Christopher

Won’s new Ottobock prosthetic has a microprocessor knee that is controlled by an app and has 12 preset settings for different activities. While at Barber Prosthetics, prosthetist Leah Campbell helped Won through different scenarios, including going up and down stairs and walking on inclines. Photo by Jason Payne /PNG

Excerpt from The Vancouver Sun:

Using forearm crutches called outriggers, Won manoeuvred himself up a slope, took a breath, and pushed off, sliding down smoothly and executing a turn at the end.

“Way to go!” cheered Won’s wife, Marie Hui.

In the before era — before an emergency above-the-knee amputation last February changed their lives, before a gruelling year filled with doctors’ appointments, rehab, physiotherapy and counselling sessions, and the relearning of simple daily activities — Won and Hui were regulars on the local Vancouver mountains, carving powder on exhilarating runs on their snowboards.

As a snowboarder, Won hadn’t skied in more than three decades, but the Sunday evening adaptive ski lesson in January was available and the Vancouver couple wanted to return to the mountains as soon as possible — part of a new year’s goal to try to pursue as many of their previous passions as they can.

“Let’s just try,” Hui had said.

It’s an ethos they now live by after Won picked up an aggressive bacteria that ravaged the tissues, muscles and fat of his lower right leg during a family vacation in Asia.

To this day, Won doesn’t know how he contracted necrotizing fasciitis, also known as flesh-eating disease.
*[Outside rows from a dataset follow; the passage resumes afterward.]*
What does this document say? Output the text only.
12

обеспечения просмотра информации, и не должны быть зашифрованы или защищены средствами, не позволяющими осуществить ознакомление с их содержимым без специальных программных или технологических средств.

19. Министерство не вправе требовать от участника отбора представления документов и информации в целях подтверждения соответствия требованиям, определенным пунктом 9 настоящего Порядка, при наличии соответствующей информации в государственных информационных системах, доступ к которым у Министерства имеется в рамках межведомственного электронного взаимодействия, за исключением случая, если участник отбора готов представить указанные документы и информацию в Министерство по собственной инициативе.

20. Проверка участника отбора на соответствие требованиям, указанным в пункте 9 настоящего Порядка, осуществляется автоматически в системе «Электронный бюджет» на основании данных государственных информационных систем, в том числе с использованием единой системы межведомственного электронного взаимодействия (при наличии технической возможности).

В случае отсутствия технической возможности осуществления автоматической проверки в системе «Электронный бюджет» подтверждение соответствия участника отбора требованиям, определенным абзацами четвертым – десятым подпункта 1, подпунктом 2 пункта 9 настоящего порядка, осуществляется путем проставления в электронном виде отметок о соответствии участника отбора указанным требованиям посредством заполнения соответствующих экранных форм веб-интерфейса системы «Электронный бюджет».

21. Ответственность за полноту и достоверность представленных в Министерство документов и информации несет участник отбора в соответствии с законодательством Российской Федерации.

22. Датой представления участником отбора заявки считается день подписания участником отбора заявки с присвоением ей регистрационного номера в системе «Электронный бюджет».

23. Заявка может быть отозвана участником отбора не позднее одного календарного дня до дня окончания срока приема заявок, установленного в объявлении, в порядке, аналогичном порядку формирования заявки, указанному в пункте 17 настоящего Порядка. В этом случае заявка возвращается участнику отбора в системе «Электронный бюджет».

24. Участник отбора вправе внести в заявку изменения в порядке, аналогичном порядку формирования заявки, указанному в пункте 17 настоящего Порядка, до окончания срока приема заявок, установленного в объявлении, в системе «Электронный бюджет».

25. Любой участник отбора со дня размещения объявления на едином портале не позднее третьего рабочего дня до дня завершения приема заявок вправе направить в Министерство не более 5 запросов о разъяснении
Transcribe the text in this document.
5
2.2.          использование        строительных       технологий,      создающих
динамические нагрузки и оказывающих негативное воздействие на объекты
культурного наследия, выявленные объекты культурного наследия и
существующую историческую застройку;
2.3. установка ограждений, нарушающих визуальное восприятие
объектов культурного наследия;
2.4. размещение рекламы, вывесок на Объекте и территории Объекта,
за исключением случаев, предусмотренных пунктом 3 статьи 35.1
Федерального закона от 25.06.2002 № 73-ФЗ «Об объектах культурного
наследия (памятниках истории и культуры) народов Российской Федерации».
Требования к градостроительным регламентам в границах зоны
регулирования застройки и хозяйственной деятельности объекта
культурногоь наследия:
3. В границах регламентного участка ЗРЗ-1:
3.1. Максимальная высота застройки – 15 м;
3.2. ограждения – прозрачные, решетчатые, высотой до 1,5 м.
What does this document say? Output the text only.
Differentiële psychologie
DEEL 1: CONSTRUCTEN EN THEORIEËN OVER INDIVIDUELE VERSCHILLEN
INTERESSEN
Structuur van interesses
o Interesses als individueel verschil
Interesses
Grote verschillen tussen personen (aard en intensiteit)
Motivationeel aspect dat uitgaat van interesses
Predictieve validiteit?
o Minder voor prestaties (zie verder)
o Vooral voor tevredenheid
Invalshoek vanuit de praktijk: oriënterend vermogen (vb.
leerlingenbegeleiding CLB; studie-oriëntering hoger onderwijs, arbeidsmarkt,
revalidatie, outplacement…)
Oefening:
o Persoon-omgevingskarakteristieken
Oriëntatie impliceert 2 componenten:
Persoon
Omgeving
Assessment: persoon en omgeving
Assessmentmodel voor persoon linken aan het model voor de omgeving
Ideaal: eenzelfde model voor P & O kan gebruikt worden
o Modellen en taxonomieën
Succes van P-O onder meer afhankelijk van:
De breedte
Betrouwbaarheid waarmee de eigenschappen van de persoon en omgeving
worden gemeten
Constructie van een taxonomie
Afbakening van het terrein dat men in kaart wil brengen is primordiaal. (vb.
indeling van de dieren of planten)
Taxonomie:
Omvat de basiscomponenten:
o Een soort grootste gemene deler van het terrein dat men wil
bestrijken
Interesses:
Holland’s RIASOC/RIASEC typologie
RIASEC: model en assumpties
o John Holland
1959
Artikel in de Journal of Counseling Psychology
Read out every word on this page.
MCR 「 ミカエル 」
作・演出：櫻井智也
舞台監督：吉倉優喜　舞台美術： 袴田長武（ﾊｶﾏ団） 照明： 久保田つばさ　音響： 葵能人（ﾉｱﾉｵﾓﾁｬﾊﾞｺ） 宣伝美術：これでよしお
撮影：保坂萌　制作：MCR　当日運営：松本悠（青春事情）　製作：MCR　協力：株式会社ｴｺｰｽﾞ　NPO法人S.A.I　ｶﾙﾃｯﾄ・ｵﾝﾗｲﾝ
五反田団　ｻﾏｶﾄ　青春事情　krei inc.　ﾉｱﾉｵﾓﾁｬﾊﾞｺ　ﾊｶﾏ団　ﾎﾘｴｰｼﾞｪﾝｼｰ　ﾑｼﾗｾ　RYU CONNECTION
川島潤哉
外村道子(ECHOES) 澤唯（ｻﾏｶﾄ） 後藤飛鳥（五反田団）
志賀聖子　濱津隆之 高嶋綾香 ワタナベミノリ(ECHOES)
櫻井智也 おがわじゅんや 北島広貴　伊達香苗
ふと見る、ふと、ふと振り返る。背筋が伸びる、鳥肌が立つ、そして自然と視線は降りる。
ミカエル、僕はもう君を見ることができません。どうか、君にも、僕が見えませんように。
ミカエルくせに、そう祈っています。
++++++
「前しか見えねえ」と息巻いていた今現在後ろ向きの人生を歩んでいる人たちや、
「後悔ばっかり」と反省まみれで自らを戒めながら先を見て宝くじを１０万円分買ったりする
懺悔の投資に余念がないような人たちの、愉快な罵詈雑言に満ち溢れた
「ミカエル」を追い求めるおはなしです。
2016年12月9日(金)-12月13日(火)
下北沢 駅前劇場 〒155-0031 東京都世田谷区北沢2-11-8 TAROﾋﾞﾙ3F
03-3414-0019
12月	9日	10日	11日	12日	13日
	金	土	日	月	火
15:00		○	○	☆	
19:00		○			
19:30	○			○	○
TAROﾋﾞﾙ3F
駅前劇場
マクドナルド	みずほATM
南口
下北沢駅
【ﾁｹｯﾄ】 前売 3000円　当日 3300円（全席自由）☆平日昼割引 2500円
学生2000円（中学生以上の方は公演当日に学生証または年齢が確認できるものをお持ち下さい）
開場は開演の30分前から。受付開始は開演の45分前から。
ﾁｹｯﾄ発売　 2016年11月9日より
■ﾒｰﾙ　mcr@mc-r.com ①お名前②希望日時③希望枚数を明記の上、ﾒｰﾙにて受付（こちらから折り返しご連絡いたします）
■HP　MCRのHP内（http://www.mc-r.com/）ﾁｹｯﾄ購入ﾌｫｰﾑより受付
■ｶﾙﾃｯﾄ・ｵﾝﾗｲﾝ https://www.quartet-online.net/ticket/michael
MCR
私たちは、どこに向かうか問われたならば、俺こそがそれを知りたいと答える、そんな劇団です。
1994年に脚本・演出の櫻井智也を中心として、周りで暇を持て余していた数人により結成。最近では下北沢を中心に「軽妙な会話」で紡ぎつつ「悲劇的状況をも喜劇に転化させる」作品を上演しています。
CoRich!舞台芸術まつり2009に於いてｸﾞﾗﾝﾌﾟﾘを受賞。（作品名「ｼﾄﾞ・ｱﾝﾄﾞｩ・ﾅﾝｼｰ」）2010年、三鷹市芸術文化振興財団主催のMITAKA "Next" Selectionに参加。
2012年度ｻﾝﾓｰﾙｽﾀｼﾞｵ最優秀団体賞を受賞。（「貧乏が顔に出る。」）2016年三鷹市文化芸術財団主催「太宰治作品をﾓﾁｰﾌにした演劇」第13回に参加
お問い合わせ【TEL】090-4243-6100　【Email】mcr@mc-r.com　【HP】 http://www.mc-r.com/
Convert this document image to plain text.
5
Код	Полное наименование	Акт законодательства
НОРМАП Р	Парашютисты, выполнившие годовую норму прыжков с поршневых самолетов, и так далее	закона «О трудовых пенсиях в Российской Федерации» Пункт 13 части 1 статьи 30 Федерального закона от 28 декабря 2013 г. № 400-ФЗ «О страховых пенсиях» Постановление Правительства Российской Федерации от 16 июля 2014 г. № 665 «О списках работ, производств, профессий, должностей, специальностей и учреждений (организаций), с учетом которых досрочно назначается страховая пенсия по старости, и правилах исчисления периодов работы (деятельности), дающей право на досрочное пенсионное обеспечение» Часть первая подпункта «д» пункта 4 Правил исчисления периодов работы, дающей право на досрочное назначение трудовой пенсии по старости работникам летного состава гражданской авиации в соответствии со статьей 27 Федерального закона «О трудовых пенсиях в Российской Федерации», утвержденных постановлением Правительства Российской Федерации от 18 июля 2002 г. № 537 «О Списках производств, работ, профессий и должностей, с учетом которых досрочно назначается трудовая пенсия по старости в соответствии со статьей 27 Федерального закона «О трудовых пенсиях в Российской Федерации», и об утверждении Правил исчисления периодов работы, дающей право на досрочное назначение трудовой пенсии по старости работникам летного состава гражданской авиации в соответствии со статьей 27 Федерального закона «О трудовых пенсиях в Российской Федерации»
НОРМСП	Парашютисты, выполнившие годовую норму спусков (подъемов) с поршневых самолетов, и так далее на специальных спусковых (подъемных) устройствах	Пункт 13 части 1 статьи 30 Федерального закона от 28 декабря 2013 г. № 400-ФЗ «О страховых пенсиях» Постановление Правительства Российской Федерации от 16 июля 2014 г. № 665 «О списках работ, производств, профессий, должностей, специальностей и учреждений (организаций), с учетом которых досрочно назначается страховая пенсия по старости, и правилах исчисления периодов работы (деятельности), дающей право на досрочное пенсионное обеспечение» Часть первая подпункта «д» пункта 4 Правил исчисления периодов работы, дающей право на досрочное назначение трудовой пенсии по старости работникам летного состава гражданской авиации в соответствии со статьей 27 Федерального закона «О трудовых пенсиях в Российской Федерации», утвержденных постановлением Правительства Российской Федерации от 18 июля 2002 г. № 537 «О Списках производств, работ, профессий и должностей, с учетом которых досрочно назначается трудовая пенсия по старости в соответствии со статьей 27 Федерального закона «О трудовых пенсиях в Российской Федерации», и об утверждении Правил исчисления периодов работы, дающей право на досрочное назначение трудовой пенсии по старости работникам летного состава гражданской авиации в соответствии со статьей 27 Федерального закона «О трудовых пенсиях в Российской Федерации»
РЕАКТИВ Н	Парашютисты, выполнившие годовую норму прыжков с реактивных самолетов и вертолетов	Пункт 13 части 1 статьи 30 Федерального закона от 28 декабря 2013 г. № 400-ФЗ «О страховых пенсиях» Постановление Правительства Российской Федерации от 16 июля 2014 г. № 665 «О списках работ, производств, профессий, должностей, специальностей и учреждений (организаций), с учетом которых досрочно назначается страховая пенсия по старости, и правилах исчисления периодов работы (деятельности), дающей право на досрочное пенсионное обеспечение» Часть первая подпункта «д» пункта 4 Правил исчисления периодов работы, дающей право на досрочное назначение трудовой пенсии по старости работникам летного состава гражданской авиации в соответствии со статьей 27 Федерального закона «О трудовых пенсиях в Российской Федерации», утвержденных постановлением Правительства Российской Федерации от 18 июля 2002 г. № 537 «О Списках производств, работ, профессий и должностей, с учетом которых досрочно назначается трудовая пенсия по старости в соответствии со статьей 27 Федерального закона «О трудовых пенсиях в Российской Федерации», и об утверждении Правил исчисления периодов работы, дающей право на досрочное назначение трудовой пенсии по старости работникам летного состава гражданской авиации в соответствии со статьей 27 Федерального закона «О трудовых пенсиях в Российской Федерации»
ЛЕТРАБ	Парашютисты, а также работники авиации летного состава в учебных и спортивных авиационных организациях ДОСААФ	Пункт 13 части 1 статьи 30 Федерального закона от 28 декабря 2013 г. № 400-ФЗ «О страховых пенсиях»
He had no cuts, no scrapes, no particularly memorable insect bite.

“I have no idea. We don’t know. We never will,” said Won, 54, the assistant fire chief in charge of training at Vancouver Fire and Rescue Services. “The reality is: It has happened and there’s nothing to be gained from knowing how.

“The whys and the hows would drive you crazy if you keep thinking about it.”